まず、死亡保険金に課せられる税金を安くするためには、相続税が課せられるように契約をするべきです。そのため、契約者と被保険者は同じ人を設定しましょう。

保険料を一括で支払うと節税効果が高い

もし、お金に余裕があるのであれば、一時払い終身保険へ加入しましょう。一時払い終身保険とは、将来、発生する保険料を全額まとめて支払うタイプの保険です。保険料の総額に対する死亡保険金の割合が高くなることや、健康状態に不安があっても加入しやすいなどのメリットがあります。

生命保険が相続税対策として優れている理由

続いて、生命保険が相続税対策に優れている理由を紹介していきます。

納税資金を用意しやすい

相続人は、被相続人の死亡から10ヶ月以内に相続税を納めます。不動産など現金以外の財産を多く相続する方は、納付期限までに納税資金を用意しなければなりません。しかし、相続人の中には、納付期限までに納税額を用意できない方もいます。

納付期限までに納税ができない場合、別途で追徴税が課されるため、相続人は早めに納付資金を用意するべきです。死亡保険が相続対策として優れている理由の一つに、一括で現金を受け取ることができ、納税資金を準備しやすいことがあります。
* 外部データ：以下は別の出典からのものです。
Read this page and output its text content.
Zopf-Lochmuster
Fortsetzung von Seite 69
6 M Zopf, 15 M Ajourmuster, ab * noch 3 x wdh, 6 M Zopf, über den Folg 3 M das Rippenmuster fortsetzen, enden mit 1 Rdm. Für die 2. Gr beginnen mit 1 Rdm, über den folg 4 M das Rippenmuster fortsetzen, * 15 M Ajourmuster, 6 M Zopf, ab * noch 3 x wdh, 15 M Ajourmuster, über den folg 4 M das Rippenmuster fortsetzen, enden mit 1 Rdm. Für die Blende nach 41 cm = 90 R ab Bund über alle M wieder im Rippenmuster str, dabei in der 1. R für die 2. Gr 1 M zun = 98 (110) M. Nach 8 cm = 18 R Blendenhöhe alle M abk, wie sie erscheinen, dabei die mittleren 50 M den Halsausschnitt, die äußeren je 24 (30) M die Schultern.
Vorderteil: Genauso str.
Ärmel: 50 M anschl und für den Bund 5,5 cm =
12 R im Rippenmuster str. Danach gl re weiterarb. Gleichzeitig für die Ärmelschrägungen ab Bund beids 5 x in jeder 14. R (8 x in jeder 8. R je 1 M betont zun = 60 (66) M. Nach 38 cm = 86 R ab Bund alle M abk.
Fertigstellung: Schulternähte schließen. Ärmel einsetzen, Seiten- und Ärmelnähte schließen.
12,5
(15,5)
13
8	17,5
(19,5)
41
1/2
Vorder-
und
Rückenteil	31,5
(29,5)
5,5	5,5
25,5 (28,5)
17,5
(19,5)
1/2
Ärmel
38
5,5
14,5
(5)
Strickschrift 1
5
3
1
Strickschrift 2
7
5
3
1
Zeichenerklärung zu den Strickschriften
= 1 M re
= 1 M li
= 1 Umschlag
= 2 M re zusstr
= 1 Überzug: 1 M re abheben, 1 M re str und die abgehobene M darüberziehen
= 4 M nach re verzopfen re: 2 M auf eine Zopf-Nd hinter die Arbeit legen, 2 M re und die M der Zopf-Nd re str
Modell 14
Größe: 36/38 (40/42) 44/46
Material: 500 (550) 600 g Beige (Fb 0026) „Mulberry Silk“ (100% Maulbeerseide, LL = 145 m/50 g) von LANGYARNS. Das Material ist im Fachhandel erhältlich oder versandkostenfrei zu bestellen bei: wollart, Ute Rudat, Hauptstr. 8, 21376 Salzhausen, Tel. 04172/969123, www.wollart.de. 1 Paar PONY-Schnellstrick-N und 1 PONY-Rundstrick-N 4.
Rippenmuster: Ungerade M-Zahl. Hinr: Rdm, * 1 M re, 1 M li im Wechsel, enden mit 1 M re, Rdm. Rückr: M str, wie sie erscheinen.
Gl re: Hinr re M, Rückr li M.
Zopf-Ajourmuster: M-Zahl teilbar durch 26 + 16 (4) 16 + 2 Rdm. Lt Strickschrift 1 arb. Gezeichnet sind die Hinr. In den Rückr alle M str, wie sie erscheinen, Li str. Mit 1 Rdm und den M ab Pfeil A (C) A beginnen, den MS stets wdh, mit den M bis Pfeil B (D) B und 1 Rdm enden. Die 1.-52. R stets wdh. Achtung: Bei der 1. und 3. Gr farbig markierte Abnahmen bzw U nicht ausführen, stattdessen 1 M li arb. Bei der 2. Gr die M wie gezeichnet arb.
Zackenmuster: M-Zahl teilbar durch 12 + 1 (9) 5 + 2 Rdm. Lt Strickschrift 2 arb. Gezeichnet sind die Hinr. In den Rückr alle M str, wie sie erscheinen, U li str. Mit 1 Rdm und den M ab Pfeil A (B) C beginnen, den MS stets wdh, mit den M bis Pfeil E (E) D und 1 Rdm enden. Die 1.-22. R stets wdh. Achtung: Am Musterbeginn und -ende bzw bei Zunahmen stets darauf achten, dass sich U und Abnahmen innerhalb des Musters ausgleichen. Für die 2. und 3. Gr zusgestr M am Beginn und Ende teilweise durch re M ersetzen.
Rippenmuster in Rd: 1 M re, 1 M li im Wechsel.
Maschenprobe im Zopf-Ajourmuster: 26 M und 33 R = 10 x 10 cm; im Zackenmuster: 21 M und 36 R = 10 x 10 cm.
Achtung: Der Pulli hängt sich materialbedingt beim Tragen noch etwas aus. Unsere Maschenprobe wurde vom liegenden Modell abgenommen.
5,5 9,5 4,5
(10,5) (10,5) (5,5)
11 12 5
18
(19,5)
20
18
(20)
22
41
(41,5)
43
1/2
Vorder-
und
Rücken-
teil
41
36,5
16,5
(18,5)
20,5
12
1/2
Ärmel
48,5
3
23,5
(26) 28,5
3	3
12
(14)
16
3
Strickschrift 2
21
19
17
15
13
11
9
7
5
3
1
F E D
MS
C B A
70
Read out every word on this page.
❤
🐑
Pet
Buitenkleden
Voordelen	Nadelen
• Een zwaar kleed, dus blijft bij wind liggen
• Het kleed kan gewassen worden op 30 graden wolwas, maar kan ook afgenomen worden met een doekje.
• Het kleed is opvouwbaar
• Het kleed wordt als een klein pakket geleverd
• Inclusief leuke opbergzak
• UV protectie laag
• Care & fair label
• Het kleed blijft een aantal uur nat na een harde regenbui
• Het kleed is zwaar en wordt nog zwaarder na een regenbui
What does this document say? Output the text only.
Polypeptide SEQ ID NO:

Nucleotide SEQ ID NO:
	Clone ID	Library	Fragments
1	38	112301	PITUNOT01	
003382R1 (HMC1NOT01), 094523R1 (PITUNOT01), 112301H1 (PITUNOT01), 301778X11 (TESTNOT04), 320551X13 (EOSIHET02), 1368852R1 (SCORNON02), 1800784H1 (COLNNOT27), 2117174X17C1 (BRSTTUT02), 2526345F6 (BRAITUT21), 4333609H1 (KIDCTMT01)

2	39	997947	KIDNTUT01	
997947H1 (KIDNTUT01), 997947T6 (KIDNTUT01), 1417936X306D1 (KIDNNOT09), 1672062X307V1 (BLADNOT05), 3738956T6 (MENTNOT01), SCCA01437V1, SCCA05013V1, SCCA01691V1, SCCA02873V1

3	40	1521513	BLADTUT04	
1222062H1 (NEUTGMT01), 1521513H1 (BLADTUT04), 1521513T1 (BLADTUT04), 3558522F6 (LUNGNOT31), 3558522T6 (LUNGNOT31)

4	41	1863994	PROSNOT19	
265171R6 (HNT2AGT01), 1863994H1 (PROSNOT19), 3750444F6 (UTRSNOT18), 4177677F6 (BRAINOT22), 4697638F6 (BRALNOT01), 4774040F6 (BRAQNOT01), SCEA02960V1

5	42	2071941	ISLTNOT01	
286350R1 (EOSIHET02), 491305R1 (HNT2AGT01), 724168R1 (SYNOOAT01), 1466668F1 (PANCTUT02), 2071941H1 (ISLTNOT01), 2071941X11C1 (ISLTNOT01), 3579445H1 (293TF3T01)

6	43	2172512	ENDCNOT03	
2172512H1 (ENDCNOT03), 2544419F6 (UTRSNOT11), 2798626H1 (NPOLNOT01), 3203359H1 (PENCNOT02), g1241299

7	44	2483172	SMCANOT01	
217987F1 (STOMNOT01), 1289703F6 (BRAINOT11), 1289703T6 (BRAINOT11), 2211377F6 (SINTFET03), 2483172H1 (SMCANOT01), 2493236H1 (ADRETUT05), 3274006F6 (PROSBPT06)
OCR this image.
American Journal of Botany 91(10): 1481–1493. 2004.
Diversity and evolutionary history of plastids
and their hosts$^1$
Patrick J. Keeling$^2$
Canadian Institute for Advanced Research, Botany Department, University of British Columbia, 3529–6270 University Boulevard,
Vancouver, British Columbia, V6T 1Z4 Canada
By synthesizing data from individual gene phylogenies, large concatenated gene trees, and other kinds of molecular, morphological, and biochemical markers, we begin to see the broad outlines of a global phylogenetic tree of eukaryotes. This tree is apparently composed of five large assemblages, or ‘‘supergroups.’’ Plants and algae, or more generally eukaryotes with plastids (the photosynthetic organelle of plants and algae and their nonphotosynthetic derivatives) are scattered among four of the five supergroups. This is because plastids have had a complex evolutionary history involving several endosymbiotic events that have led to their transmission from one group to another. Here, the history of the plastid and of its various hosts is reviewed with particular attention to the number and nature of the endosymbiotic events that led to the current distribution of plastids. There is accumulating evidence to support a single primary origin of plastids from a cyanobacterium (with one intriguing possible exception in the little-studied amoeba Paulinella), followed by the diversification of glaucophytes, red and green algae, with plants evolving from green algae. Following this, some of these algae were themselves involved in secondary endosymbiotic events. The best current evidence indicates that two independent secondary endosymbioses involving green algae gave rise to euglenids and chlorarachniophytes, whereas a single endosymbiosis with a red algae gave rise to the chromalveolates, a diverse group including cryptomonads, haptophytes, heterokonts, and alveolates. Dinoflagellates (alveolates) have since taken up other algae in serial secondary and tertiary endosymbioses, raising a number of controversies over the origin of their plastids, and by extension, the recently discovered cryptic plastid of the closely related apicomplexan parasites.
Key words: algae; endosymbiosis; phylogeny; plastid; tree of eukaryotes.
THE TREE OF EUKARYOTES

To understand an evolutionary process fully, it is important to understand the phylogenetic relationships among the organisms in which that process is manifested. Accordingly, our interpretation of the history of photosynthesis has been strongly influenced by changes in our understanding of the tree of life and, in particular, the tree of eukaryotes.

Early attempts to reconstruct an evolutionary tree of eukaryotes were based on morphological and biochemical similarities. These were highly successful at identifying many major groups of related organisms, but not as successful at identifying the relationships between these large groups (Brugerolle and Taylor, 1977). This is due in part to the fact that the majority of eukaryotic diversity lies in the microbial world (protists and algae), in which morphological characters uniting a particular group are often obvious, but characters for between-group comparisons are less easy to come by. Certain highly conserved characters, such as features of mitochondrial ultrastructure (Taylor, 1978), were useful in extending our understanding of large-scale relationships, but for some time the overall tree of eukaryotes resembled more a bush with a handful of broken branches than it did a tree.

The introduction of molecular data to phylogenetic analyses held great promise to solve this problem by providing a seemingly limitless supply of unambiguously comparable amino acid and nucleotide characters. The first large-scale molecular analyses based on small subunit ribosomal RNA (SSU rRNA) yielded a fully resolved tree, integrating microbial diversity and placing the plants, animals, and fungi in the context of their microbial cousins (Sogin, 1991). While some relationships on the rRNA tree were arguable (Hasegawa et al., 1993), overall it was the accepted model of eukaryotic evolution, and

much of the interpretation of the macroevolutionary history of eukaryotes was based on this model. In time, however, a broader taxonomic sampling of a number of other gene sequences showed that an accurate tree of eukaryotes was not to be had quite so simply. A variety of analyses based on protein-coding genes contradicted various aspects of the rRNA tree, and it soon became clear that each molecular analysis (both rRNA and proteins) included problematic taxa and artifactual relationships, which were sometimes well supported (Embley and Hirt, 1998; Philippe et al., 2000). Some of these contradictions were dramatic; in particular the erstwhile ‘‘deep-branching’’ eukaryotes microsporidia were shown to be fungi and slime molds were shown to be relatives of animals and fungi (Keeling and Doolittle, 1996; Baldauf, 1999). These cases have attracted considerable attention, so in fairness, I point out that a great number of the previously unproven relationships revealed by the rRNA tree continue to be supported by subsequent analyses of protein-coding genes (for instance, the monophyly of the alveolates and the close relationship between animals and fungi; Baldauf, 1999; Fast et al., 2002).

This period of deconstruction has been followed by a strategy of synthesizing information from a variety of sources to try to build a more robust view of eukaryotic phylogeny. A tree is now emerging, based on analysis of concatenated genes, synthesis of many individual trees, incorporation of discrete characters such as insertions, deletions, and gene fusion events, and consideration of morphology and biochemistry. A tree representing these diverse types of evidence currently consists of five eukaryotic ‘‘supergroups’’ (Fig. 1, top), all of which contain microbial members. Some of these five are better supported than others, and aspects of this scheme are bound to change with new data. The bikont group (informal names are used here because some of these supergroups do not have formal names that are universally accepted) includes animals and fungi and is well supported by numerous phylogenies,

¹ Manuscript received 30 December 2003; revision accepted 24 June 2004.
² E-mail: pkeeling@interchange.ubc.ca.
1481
通常の相続財産は、遺産分割が完了するまで財産を受け取ることができませんが、生命保険の死亡保険金であれば、書類を用意するだけで一週間程度で受け取ることが可能です。

生命保険受取人を分散させる

相続トラブルの大半は相続人が複数いる場合です。その点、死亡保険金は受取人固有の財産になるため、遺産分割協議の対象外です。つまり、特定の相続人だけに財産を残したいと場合に活用するメリットがあります。

生命保険の死亡保険金を受け取った場合の確定申告について

もし、受け取った保険金が所得税に該当する場合には、受け取った年の翌年2月16日から3月15日までに確定申告書を提出しなければなりません。そして、贈与税に該当するケースでは、死亡保険金を受け取った年の翌年2月1日から3月15日までに申告をする必要があります。

また、相続税に該当する場合は、被相続人の死亡から10ヶ月以内に申告しなければならないので、死亡保険金を受け取った方は、納税期間に気をつけてください。

まとめ

生命保険は万が一の事態に備えるものですが、相続時のことも考えて検討されることをおすすめします。契約者、被保険者、保険受取人を誰にするかで該当する税金の種類が決まってしまいます。加入する前なら慎重に、加入後なら見直しを含めて、生命保険会社やファイナンシャルプランナーに相談してみてください。